The composition resembles Berry's first hit, "Maybellene," similarly featuring lyrics about pursuing a girl, though in "Nadine" the pursuit is not by car but on foot and by taxi. As Berry told Melody Maker, "I took 'Maybellene' and from it got 'Nadine.'"

As William Ruhlmann of Allmusic writes, the lyrics are distinguished by an "unusual use of similes," such as: She moves around like a wayward summer breeze; Moving through the traffic like a mounted cavalier; and I was campaign shouting like a Southern diplomat.

==Chart performance==
The song was released in February 1964 as a single on Chess (catalogue 1883), backed with "O Rangutang". It peaked at No. 23 on the Billboard Hot 100, No. 7 on the R&B chart, and No. 27 on the UK Singles Chart.

==Reception==
According to Allmusic, the song had a "profound influence" on the songwriting of Bob Dylan: "One need only listen to 'Nadine (Is It You?)', released in February 1964, and then to the 1965 Dylan album Bringing It All Back Home, with its surreal story-songs, to hear the similarities."

Cash Box described it as "a hard-driving, rhythmic pop-blues tear-jerker essayed with authority and feeling."

In the 1987 documentary film Hail!

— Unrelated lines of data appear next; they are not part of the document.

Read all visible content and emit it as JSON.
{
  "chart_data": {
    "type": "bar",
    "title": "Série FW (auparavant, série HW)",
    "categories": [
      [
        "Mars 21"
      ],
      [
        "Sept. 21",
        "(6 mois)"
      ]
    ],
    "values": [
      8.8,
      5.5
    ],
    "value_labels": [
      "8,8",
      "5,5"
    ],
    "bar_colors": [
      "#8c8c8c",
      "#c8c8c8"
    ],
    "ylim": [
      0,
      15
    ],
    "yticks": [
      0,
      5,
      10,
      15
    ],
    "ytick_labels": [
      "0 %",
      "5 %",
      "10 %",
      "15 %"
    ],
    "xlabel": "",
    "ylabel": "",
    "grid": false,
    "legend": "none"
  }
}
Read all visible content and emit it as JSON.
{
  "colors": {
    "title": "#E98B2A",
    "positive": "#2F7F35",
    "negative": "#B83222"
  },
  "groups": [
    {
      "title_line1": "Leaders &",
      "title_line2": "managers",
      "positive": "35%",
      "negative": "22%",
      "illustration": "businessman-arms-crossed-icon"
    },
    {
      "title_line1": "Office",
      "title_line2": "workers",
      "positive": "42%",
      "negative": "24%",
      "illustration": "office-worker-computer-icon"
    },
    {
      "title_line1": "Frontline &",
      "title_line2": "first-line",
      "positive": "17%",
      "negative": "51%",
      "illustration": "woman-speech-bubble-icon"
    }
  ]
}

Hail! Rock 'n' Roll (in which Berry performs "Nadine"), Bruce Springsteen praised the song's lyrics. Springsteen singled out the lines, I saw her from the corner when she turned and doubled back / Started walking toward a coffee-colored Cadillac. "I've never seen a coffee-colored Cadillac, but I know exactly what one looks like," Springsteen says in the film.

==Later versions==
The song has been recorded by numerous artists including Steve Forbert, John Hammond Jr., Kevin Dunn, Waylon Jennings, Billy Boy Arnold, Dion, George Thorogood, New Riders of the Purple Sage, Juicy Lucy, Dire Straits, George Benson, Michael Nesmith, Motörhead, Dicky Lee, Stan Ridgway, and The Seldom Scene. A rendition of the song was also included near the end of the film The Corsican Brothers by comedians Cheech & Chong based on the novella of the same title by Alexandre Dumas.